The consequences of Mbali’s actions on the lives of those around her stir up enough drama to keep the show’s entertainment factor up. Mbali is like the first domino in a long line waiting to hit the ground. When she sneaks into an A-list party, gets chewed out by other guests and finds solace in Sivu, she sets into motion a fight that leaves the star athlete physically unable to compete. True to her nature, she doesn’t apologize — because when has she ever had to take accountability? Her childlike inability to admit wrongdoing reveals the naivete beneath the surface, and as she uses her actions to rectify the situation rather than simply apologizing, it becomes clear that her guilty conscience will win eventually.

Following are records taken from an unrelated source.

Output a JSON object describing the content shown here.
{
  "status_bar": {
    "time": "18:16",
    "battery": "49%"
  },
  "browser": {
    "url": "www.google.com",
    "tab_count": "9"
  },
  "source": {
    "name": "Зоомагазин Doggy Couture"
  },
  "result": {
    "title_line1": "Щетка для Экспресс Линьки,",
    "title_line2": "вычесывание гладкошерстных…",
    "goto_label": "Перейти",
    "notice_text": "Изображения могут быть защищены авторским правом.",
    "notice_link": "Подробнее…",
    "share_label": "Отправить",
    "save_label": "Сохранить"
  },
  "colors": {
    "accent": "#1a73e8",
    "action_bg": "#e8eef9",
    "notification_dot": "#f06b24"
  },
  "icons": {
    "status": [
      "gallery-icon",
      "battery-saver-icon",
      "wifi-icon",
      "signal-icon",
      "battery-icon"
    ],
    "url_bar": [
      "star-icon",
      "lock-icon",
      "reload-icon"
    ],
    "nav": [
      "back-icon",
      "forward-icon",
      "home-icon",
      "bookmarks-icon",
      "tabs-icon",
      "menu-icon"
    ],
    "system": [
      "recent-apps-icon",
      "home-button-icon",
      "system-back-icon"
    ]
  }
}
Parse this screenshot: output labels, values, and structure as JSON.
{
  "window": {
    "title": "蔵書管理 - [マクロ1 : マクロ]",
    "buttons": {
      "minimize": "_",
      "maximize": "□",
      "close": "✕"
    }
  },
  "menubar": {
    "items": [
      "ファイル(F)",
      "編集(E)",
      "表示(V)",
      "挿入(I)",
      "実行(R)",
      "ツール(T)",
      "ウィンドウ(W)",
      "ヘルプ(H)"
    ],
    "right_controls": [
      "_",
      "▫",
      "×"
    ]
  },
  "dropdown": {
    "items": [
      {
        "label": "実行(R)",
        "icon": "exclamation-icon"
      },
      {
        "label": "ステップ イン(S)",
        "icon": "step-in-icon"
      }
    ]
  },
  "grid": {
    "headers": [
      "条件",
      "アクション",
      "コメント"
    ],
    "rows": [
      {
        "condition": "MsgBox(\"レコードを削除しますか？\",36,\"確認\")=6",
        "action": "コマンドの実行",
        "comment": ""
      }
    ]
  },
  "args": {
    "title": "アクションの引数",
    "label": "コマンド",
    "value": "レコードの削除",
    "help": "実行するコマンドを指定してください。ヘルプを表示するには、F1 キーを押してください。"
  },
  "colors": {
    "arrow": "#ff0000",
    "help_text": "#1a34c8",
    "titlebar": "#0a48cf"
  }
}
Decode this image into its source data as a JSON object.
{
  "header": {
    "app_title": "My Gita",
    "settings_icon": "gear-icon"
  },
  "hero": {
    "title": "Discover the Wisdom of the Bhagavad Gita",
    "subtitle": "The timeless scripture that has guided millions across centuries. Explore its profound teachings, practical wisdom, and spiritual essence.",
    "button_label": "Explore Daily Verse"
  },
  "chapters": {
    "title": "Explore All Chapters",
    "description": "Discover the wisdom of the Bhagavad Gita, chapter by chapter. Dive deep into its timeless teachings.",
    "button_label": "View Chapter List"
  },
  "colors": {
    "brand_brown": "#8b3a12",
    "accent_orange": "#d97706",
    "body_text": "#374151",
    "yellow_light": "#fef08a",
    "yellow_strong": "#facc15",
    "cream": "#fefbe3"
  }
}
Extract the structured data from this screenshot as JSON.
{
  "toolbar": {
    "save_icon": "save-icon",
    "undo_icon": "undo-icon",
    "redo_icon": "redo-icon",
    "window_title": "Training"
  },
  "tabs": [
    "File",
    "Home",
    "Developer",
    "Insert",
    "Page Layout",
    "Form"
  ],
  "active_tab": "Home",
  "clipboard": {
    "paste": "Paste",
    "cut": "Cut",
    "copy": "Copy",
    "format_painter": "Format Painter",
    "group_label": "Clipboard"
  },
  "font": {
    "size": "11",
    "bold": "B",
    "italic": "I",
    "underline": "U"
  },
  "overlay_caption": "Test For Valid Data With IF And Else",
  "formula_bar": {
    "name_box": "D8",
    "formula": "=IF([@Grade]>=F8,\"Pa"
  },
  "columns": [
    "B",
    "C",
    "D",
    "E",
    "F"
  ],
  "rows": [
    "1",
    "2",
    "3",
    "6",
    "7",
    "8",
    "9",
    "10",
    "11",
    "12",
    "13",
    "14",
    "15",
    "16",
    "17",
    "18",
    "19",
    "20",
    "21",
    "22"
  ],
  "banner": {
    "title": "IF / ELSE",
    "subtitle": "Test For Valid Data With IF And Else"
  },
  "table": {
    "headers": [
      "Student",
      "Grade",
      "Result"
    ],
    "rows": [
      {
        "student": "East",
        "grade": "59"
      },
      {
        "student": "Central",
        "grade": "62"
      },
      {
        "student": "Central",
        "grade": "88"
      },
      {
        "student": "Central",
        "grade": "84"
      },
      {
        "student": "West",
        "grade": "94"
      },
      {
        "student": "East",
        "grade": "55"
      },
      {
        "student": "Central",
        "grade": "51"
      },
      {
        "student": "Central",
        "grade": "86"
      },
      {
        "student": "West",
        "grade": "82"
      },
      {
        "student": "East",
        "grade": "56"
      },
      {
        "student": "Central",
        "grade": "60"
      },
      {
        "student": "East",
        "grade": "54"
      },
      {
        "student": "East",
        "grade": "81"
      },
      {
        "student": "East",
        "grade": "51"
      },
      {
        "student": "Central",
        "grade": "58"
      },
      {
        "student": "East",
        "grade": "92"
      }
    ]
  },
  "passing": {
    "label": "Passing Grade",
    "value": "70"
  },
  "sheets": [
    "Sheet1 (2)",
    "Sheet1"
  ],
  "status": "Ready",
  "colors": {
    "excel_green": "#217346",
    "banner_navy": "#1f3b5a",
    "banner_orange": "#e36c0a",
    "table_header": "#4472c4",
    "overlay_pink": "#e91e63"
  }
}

The same can be said of Sivu himself, whose lack of accountability to his team gets him canceled on campus as well. Instead of genuinely apologizing for his actions, he goes into hermit mode until Mbali comes up with a way to get the public back on his side. For Mbali, this is a way to correct her mistake to earn Sivu’s forgiveness and conveniently get her status back. Their every interaction is so over-the-top exaggerated, with fantasy sequences and relatable Gen Z references, that watching them in their borderline-evil plots is still plenty of fun.
The way that cancel culture is addressed in the series remains very mixed. These two very privileged characters are complicit to serious harm and too self-obsessed to actually take a look at their own morality. They don’t really feel bad for their actions until direct consequences are thrown in their face. But Mbali doesn’t think that they should spend their entire lives atoning for their biggest mistakes in the eyes of the public. To a certain extent, she’s right. She and Sivu haven’t committed any major crimes and they seem to be making amends for their actions on the surface, so why does the past matter as long as they’ve changed? The issue arises, as it always does, when the next incident occurs because they haven’t changed, and the collective memory doesn’t fall through.
People around Mbali remember what her mother has done, and that will follow her as their first impression until she does something to convince them she isn’t her mother’s daughter. But, considering how she continuously defends corporate greed in ethics class, that won’t be anytime soon. These moments are played for laughs, but the humor of the show doesn’t land half the time. Scenes that were clearly meant to elicit laughter just fall completely flat in that regard. That doesn’t mean the series doesn’t have a lightheartedness about it; on the contrary, the series does well to balance its more serious statements with a flair for the dramatic. It simply doesn’t do so with enough original style to be anything more than a fun, forgettable watch.